Participations in startups

(translated by deepl.com)

Building a successful startup is the dream of many entrepreneurs. But there are some important aspects to consider when looking for investors and distributing equity investments. In this article, we will look at shareholdings in startups.

A crucial question is who owns how many shares in a company and what rights come with them. There are different legal forms. In this case, we are talking about a GmbH. In the case of a GmbH, the parties involved are referred to as shareholders. The amount of their shareholding determines their claims and rights. The share ownership of a shareholder can be regulated either by his percentage share in the company or by fixed provisions in the articles of association. It becomes clear how important a company's articles of association are in clearly defining the shareholding relationships.

Another important aspect is the shareholders' right to have a say. Depending on the percentage and type of shareholding, they may have different co-determination rights. This can lead to a complex situation. For example, a participation of at least 10% is interesting from a tax point of view, as it can be declared as a qualified participation in the private tax return. Qualified participations are taxed less. A majority shareholding of more than 50% gives the shareholder considerable influence over business decisions. From an interest of two-thirds, the shareholder has almost unrestricted decision-making power, which is referred to as qualified more.

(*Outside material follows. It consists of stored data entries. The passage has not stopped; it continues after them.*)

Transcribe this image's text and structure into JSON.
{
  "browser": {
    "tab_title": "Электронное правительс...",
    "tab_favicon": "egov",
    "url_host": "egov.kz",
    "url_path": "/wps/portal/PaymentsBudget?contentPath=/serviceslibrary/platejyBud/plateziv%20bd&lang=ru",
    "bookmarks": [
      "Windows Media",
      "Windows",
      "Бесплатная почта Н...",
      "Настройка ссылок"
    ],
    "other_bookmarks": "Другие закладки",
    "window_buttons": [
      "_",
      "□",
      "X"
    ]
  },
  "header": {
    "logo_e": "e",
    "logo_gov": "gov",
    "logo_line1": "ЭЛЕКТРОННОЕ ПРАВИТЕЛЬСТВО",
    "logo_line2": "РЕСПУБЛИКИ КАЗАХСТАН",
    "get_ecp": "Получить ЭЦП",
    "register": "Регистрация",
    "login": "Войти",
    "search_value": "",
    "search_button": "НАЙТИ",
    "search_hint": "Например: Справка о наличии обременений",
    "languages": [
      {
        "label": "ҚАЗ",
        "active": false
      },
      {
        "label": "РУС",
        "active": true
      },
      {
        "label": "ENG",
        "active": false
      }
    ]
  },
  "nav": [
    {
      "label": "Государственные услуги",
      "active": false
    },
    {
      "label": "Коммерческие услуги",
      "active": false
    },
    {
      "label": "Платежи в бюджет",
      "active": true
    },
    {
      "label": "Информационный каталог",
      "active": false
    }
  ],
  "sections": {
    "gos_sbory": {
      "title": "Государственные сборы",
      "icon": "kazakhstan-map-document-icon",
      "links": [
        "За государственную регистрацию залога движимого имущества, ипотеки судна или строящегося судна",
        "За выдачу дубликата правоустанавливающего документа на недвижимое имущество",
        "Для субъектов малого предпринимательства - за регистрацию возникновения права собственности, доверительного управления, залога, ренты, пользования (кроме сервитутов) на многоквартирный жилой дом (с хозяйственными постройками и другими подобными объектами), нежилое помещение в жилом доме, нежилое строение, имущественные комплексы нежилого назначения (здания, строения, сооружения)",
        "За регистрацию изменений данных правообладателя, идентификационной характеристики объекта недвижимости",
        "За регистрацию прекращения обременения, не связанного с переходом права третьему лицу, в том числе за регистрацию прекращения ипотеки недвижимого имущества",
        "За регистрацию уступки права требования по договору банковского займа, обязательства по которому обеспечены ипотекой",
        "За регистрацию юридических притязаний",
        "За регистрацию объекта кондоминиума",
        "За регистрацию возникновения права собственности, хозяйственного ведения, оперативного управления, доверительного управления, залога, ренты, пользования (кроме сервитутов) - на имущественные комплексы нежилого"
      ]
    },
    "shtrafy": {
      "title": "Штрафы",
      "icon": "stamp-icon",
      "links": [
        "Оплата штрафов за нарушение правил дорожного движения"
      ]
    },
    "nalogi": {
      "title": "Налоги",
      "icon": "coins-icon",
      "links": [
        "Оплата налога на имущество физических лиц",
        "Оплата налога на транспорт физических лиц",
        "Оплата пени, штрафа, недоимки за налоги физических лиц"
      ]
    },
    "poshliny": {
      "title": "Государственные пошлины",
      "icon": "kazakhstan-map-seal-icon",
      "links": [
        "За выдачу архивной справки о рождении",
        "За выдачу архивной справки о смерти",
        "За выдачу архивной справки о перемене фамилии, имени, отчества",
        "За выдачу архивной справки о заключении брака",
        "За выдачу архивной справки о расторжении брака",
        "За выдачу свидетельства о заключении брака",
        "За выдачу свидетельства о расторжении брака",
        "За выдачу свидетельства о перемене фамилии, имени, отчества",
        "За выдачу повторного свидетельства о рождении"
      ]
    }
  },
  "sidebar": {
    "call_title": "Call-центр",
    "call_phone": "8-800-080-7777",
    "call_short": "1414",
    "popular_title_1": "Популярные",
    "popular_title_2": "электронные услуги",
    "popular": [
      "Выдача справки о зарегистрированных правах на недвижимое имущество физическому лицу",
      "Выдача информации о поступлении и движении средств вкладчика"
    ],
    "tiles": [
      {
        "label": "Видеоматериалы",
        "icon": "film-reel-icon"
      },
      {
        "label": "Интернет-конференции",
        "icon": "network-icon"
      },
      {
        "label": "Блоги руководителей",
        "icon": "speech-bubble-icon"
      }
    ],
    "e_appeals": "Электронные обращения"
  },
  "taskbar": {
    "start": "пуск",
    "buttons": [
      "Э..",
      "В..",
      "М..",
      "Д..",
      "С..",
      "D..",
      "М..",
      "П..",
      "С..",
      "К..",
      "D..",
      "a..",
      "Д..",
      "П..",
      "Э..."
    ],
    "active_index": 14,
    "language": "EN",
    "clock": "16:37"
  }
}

It is advisable to familiarize oneself with the Code of Obligations (OR) from Article 703 onwards, as it contains many important regulations on shareholdings.

In summary: It is desirable to own as many shares as possible. However, it is also necessary to dispose of shares in order to obtain investments.

Choosing the right investor

The choice of the investor should be made carefully, so that he corresponds to the own values and offers strategic added value as well as support for the startup. Even if one shareholder has a qualified majority, he should make decisions in consensus with the other shareholder. If everyone is pulling in the same direction, this is more likely to lead to success, as in a family.

In the case of capital increases, there is a risk of dilution, in which the shares can lose value. You only have to talk to Eduardo, a co-founder of Facebook, to know what this can feel like. To minimize this risk, anti-dilution clauses can be implemented for shareholders.

To summarize: Wise selection of investors who bring strategic knowledge and a valuable network is critical. It is important that they match personal and business values and have an impeccable reputation. However, the major shareholder also has an obligation to the smaller shareholders.

Conclusion

As you can see, the topic of shareholdings in startups is complex. It is advisable to seek professional advice and not sacrifice your own vision.